I'm happy to say that my grandmother survived the sheer blast of energy that may easily have caused cardiac arrest in a woman half her age. My sister and cousin seem to have developed super-powers of course, so I discount them. And of course my aunt and mom already had to survive us, so although I still believe that the joyful grandparenting is sapping years from their lives in some kind of psychic vampire type scenario, I think they still have some immunity built up. I guess my grandmother must as well. Although we certainly mostly managed to form a protective shield around her and her daughters skirted her out of the activity room to get her settled in after the cake smearing ceremony. After the cupcake orgy and many hours of wandering the halls, I am also happy to report that for some reason all the other residents found our screaming running banging little relations to be adorable instead of obnoxious and nobody complained to management.
After the to-do, Rachel took the boys to McDonald's for an epic 2 hour play session. My mom and I had lunch with my grandmother (oh the quiet was surreal after that morning), made sure she was doing ok and eating as much as she could stomach (less than me these days, but I still relate). Andrew got to get himself nice and muddy on a bike somewhere on Whidbey Island and reconnoitered with me and the fam in the later afternoon. At this point, the boys had been thoroughly defanged, energy-wise, but this is still quite an experience for a nephew-newbie. There was no screaming or crying (from Andrew, that is), so I'd say he stood up well. And we all ate at Red Robin's, which was a rite of Americana passage for Andrew (who apparently grew up in a grotto in Eastern Europe as best I can figure). This follows on the heels of our Fluffernutter experiment. Next up: Chuck-E-Cheese??

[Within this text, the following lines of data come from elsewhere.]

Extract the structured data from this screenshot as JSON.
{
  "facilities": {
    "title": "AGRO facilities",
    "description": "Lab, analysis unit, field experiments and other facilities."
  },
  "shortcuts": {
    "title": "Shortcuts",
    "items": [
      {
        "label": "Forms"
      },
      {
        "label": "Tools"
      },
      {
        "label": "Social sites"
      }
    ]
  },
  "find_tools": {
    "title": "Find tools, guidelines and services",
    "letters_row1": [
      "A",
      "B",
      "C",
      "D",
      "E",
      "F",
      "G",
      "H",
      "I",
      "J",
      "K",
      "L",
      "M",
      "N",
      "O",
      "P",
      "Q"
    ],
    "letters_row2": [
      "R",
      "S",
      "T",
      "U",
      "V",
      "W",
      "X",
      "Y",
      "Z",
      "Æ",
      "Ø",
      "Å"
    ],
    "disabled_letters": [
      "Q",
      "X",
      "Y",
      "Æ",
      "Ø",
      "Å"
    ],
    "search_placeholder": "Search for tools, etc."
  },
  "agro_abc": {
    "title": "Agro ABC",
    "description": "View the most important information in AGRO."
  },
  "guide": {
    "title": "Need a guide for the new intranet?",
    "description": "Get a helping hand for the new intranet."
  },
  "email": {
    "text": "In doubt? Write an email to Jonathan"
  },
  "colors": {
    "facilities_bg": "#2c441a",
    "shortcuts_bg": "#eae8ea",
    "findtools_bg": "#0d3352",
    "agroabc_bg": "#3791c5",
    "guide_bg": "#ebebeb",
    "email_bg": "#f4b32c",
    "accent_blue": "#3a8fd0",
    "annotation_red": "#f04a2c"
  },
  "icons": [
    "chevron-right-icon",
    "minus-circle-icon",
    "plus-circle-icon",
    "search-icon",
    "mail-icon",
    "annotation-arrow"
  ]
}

Anyways, the day went well. My mom and sister have reserves far beyond human comprehension. I'm happy to also report that Braden has - for the moment - decided that whether I not I know anything about anything, that I'm pretty cool (and since I really relate to him as kind of the less conventional weirdy second-child, I am glad to chill with him a bit more) and Sam remembered that I am trusty mommy-elevator (when my sister couldn't lift him, it was my March job to put him in her lap) and stair climber (up and down and up and down and up and down), after about an hour of hanging out. He gave me a very thorough tour of the Retirement home. After our treadmill experience followed by several running laps, I am fairly certain that we've got an Olympic track team in the making here. Rachel: talk to your boys about doping immediately! It's not cool and, uh, dopers droool!!